I don't know anything about statistical genetics so I probably misunderstood something, but I found this paper https://www.pnas.org/doi/pdf/10.1073/pnas.2213061120 also coauthored by Tobler and Souilmi (and others). In Table 1 (page 5), the authors indicate that one-third of the "genes inferred as under positive selection" are associated with neuronal functions. On page 4, the authors write: "Intriguingly, eight of the ten ancient Eurasian neuronal genes are associated with severe intellectual disabilities and developmental delay phenotypes in humans".

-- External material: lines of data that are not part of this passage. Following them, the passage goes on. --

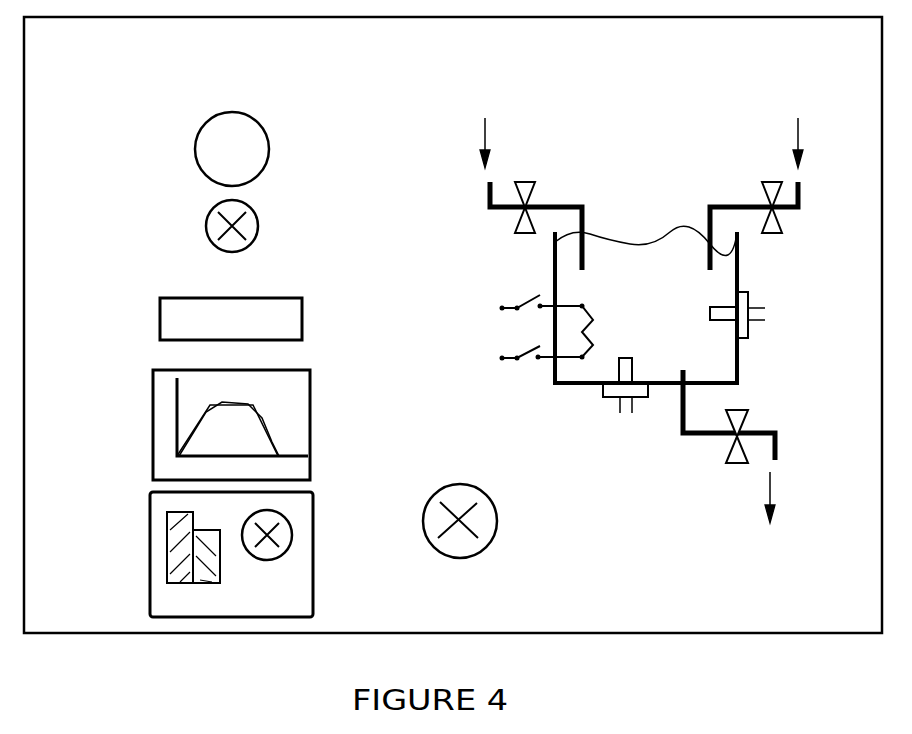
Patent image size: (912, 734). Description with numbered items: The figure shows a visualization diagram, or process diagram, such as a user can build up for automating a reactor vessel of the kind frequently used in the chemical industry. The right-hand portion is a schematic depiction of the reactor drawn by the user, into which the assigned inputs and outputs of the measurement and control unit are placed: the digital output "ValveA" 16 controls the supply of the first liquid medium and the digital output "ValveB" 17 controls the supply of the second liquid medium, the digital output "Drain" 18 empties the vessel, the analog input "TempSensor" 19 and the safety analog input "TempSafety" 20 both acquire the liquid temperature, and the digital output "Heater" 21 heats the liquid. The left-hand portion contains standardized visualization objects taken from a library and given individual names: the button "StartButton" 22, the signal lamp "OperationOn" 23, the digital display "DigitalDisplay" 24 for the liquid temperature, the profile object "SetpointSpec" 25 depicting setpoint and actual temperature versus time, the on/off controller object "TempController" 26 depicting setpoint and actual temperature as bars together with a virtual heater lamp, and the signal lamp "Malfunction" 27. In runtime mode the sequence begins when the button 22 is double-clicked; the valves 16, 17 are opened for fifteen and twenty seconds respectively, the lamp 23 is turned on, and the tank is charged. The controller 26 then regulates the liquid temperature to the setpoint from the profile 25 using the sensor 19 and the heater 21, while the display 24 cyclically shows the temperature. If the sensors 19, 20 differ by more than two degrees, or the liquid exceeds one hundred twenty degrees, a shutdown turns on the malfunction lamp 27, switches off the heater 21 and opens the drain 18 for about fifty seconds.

The digital output "ValveA" 16 is at (530, 173).
The digital output "ValveB" 17 is at (767, 168).
The digital output "Drain" 18 is at (735, 473).
The analog input "TempSensor" 19 is at (773, 308).
The analog input "TempSafety" 20 is at (627, 420).
The digital output "Heater" 21 is at (507, 330).
The Button visualization object "StartButton" 22 is at (202, 143).
The SignalLamp visualization object "OperationOn" 23 is at (213, 223).
The DigitalDisplay visualization object "DigitalDisplay" 24 is at (167, 312).
The Profile visualization object "SetpointSpec" 25 is at (163, 423).
The OnOffController visualization object "TempController" 26 is at (163, 563).
The SignalLamp visualization object "Malfunction" 27 is at (455, 502).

Also, in this preprint https://www.biorxiv.org/content/10.1101/2023.02.05.525539v2.full, the authors identified a "young peak of genetic variants arising at ~280,000 until ~2,000 years ago reaching a maximum at ~55,000 years ago". Then, they write that "genetic variants related to ‘Psychiatric’ phenotypes presented an evolutionary age younger than expected by chance (median evolutionary age = 412,639 years old), a class of traits suggested to be linked to human brain evolution."
How is this consistent with your claim that "Most studies agree that instances of locus-specific selection typically influence phenotypes related to immunity, pigment, and diet with little to no instances for cognitive/behavioral phenotypes"? Are these two studies wrong? Or did I just misunderstood everything?